Change written by Claude Sonnet 4.6:
I need to set up a Git hosting service for personal projects where certain repositories need to be blocked using the locale corresponding to the user’s IP address.
Here are my constraints:
* The entire system will be running on a single VPS instance. I should be able to `docker compose up -d` the whole thing.
* For each repository that this feature is enabled, I need to be able to set the blocked locales down to the state level, along with a custom HTTP status code and response body.
* You may assume that the IP address of the request is where it actually came from — for this exercise, if the user uses a VPN to bypass the restriction, that is on them.
* To simplify a reverse proxy setup, you may assume that all Git operations will happen over HTTPS. I will firewall off SSH access.

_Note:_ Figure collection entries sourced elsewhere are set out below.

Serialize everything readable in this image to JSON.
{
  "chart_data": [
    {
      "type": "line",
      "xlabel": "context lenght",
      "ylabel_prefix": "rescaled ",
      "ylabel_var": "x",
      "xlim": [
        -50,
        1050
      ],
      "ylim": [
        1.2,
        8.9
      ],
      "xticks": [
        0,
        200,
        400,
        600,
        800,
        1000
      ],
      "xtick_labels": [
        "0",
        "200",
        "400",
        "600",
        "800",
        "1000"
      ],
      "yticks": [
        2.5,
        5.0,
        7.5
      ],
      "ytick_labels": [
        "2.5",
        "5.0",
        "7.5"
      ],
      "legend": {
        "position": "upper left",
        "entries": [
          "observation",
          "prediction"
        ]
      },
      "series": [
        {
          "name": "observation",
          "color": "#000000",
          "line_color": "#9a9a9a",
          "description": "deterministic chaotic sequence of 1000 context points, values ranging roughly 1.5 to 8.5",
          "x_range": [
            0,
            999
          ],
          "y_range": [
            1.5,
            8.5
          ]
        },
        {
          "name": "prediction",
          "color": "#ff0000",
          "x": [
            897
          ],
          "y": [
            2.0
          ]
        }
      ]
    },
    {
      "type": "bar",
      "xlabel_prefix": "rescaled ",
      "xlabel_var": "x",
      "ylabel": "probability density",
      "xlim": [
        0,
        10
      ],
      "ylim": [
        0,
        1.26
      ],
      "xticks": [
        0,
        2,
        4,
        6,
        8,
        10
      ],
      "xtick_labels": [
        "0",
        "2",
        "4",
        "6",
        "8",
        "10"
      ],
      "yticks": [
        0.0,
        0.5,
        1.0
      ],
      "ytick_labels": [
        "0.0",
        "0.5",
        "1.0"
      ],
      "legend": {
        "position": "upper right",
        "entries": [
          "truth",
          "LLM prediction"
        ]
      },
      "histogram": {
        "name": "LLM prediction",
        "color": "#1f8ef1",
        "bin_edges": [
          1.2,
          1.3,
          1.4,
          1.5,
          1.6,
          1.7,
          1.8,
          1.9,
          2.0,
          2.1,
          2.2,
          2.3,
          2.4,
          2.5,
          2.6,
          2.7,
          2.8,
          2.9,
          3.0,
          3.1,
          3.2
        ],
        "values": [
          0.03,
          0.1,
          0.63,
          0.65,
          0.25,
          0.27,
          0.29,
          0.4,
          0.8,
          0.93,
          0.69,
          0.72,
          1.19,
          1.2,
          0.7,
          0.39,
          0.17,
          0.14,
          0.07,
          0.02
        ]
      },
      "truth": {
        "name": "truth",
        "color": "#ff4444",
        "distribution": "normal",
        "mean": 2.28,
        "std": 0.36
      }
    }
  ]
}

* I will be using Let's Encrypt for HTTPS.
Some suggestions from prior research:
* nginx seems like a reasonable reverse proxy that supports all of the requirements, but you may use a different one if it is simpler to implement or maintain.

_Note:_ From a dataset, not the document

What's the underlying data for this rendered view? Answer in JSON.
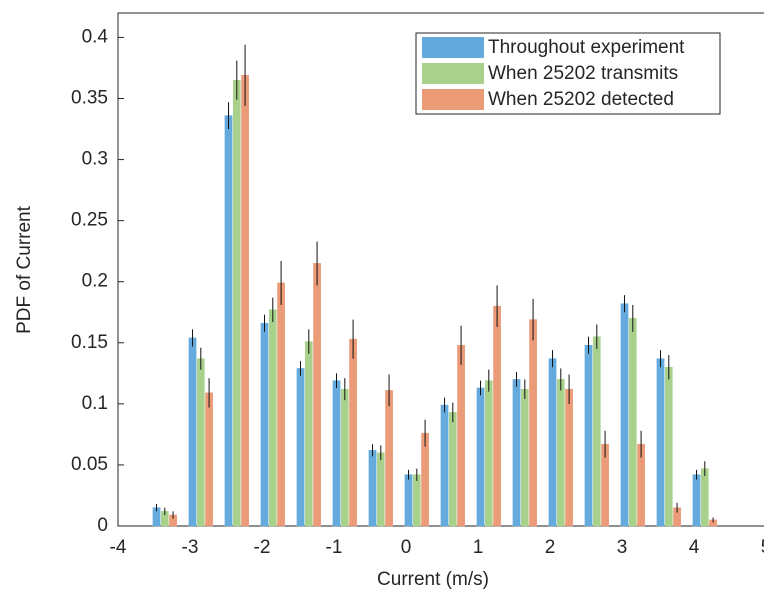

* I can obtain a MaxMind API key to get a geo-IP lookup table. If you use this, you will need to add a service that automatically retrieves the table at a reasonable frequency.
* Forgejo seems like a reasonable, lightweight Git service, but you may use a different one if you’re aware of one that actually supports these requirements out of the box.
Write me a production-ready `docker-compose.yml` and supporting scripts or configuration scaffolding for me to implement this.